In May 1861, Enos Christman helped organize Company K of the Fourth Regiment, Pennsylvania Reserve Volunteer Corps, and was elected second lieutenant. He would not come marching home for two years.
In that time, Enos fought in the battles in front of Richmond known as Seven Days, the Second Bull Run, South Mountain and Fredericksburg. He also survived the bloodiest day in U.S. military history - Antietam. He would learn much later that on that day he fought in the same vicinity as his two brothers, William and Jefferson, none of whom was injured. He was promoted to captain, and then to major, and then President Lincoln sent him home to West Chester in May 1863 to serve as provost marshal of the Seventh District until the end of the war.
It seemed that West Chester had a gravitational pull that Enos could not escape, although he kept trying.
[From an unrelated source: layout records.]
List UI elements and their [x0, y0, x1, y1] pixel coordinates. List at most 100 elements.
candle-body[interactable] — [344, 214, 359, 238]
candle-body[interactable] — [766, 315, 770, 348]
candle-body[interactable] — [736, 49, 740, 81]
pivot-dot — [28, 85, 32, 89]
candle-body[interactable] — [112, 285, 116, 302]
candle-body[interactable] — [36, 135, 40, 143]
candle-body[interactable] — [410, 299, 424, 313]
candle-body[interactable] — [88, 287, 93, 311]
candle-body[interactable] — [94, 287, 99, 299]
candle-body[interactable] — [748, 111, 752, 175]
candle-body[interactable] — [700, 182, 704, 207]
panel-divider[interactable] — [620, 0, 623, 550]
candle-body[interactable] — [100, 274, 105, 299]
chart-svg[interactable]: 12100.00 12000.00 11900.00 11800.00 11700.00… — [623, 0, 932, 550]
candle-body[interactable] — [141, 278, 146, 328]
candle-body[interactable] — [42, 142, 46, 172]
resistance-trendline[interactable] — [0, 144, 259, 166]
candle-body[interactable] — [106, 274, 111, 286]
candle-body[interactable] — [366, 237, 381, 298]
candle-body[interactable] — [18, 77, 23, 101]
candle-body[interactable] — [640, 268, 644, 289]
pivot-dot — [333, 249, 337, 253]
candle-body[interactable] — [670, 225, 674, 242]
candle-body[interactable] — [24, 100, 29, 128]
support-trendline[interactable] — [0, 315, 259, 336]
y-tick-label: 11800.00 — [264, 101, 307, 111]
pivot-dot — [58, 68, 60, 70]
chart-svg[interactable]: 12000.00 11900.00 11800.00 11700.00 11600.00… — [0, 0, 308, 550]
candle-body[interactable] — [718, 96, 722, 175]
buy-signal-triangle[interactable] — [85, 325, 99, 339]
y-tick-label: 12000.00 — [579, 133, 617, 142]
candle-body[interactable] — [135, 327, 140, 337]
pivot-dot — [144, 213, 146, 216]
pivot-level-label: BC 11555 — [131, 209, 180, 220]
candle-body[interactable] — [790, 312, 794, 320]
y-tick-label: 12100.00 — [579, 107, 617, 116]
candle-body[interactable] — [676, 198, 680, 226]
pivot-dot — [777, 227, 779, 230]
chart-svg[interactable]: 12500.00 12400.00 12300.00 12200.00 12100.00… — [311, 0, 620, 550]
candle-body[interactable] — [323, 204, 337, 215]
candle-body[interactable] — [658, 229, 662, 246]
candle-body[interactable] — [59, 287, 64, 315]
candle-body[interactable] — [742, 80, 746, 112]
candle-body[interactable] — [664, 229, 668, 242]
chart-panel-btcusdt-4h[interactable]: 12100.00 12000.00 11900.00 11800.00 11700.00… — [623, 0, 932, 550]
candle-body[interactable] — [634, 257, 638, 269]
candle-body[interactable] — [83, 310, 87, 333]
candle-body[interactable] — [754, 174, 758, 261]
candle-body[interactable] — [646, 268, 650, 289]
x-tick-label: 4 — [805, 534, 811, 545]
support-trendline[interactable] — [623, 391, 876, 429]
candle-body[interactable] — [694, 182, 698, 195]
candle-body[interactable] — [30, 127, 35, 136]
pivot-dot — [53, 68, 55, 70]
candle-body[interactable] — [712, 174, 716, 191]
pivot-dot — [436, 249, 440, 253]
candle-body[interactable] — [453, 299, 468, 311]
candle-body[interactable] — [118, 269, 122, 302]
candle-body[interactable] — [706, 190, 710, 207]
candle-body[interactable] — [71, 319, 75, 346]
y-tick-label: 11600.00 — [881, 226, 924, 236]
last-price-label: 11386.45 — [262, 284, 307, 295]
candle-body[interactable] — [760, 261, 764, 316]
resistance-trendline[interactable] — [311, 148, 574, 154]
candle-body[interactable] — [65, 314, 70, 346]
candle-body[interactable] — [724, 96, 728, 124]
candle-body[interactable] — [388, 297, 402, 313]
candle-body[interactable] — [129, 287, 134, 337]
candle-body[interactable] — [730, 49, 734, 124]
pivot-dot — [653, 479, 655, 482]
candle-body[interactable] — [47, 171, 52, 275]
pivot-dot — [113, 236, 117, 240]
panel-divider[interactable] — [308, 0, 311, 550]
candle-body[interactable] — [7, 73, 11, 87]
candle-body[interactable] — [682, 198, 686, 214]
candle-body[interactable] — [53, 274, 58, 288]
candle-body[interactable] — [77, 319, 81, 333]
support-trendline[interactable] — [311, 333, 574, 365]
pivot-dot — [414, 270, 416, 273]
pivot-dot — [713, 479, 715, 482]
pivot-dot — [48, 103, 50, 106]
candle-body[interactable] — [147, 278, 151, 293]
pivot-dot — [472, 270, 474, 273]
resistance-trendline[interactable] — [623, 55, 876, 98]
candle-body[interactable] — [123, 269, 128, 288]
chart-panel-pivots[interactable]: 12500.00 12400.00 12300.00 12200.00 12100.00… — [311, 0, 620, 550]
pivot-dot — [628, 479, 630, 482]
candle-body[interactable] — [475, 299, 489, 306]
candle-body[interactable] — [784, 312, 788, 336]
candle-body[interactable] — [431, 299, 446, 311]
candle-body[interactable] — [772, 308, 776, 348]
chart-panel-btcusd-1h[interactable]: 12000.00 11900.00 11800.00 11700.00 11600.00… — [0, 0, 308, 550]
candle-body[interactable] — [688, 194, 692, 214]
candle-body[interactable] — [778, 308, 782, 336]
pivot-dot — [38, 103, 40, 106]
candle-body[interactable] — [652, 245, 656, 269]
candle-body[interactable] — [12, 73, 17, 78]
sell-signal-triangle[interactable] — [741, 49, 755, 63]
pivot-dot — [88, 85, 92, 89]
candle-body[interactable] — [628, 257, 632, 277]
At war's end, Enos and Ellen took their six children to Somerset County, Md., to try their hand at farming. It was a hard life, made more difficult by drought.
William, Enos' oldest son, recalled in an article in The Reporter in 1908 that he attended school only occasionally, when he was not needed for work on the farm. He spent many an hour riding a horse while his father followed with the plow, working corn, and hauling and chopping cordwood.
Four years later, the Christmans gave up and surrendered to the pull of home, where Enos once again took up the printing trade at The American Republic. The children kept coming and by 1872 numbered eight. It seemed that they were destined to live out their lives in West Chester, until in November a letter arrived from Enos' old partner in Washington, Pa., William Moore. It was a letter that would have a profound effect on the Christman family and would alter the course of local history.